For Bernard of Clairvaux, Mary the mother of Jesus was a cause of astonishment, for in herself she was an impossible mixture of virginity and maternity, and so a marvel like the child to whom she gave birth: the supreme mixtio of humanity and divinity With "faith and the human heart" mixed we can only wonder at her and her child.
For it is marvellous what the human heart can accomplish in yielding to faith, how it can believe God became man and Mary gave birth and remained a virgin. Just as iron and clay cannot be joined so these two cannot be mixed if the glue of the Holy Spirit does not mix them. Who can believe that he was laid in a manger, wept in a cradle, . . . died between thieves, is also God, majestic and immense?. . . And the first mixture [of divinity and humanity] is a poultice to cure infirmities. The two species are mixed in the Virgin's womb as in a mortar, with the Holy Spirit the pestle sweetly mixing them. . . . The first union is the remedy but only in the second [mixture of virginity and maternity] does the help truly come, for God wills that we gain nothing unless it passes through the hands of Mary. (Bernard of Clairvaux quoted in Bynum 2001: 122-3)
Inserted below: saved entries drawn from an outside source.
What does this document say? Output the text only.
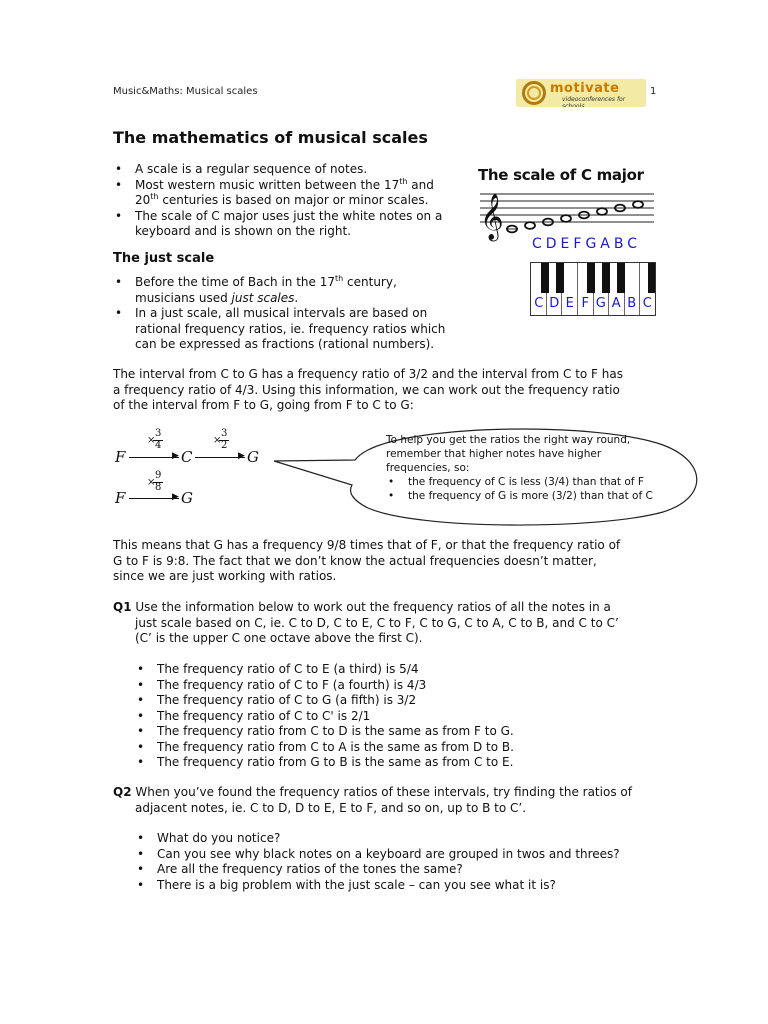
Music&Maths: Musical scales	motivate
videoconferences for schools
1
The mathematics of musical scales
• A scale is a regular sequence of notes.
• Most western music written between the 17th and
20th centuries is based on major or minor scales.
• The scale of C major uses just the white notes on a
keyboard and is shown on the right.
The scale of C major
𝄞
CDEFGABC
C D E F G A B C
The just scale
• Before the time of Bach in the 17th century,
musicians used just scales.
• In a just scale, all musical intervals are based on
rational frequency ratios, ie. frequency ratios which
can be expressed as fractions (rational numbers).
The interval from C to G has a frequency ratio of 3/2 and the interval from C to F has
a frequency ratio of 4/3. Using this information, we can work out the frequency ratio
of the interval from F to G, going from F to C to G:
F	C	G
▶	▶
×
3
4	×
3
2
F	G
▶
×
9
8
To help you get the ratios the right way round,
remember that higher notes have higher
frequencies, so:
• the frequency of C is less (3/4) than that of F
• the frequency of G is more (3/2) than that of C
This means that G has a frequency 9/8 times that of F, or that the frequency ratio of
G to F is 9:8. The fact that we don’t know the actual frequencies doesn’t matter,
since we are just working with ratios.
Q1 Use the information below to work out the frequency ratios of all the notes in a
just scale based on C, ie. C to D, C to E, C to F, C to G, C to A, C to B, and C to C’
(C’ is the upper C one octave above the first C).
• The frequency ratio of C to E (a third) is 5/4
• The frequency ratio of C to F (a fourth) is 4/3
• The frequency ratio of C to G (a fifth) is 3/2
• The frequency ratio of C to C' is 2/1
• The frequency ratio from C to D is the same as from F to G.
• The frequency ratio from C to A is the same as from D to B.
• The frequency ratio from G to B is the same as from C to E.
Q2 When you’ve found the frequency ratios of these intervals, try finding the ratios of
adjacent notes, ie. C to D, D to E, E to F, and so on, up to B to C’.
• What do you notice?
• Can you see why black notes on a keyboard are grouped in twos and threes?
• Are all the frequency ratios of the tones the same?
• There is a big problem with the just scale – can you see what it is?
Mary with her crying infant is a perfect figure for queer theology. She is a virgin who yet gives birth; a mother for whom there is no father other than the one she comes to see in her son. And her son, when grown into the Christ of faith and heart, in turn gives birth to her, to the ecclesia he feeds with his blood as once he was fed with her milk. And then this son takes her - his mother and child - as his bride and queen, so that we can hardly say who comes from whom, who lives in whom, or how we have come to find our own bodies remade in Christ's: fed with his flesh which is also Mary's.
When the time had come for him to be born,
He went forth like the bridegroom from his bridal chamber,
Embracing his bride, holding her in his arms,
Whom the gracious Mother laid in a manger
Among some animals that were there at that time.
Men sang songs and angels melodies
Celebrating the marriage of two such as these.
But God there in the manger cried and moaned;
And these tears were jewels the bride brought to the wedding.
The mother gazed in sheer wonder on such an exchange:
In God, man's weeping, and in man, gladness,
To the one and the other things usually so strange.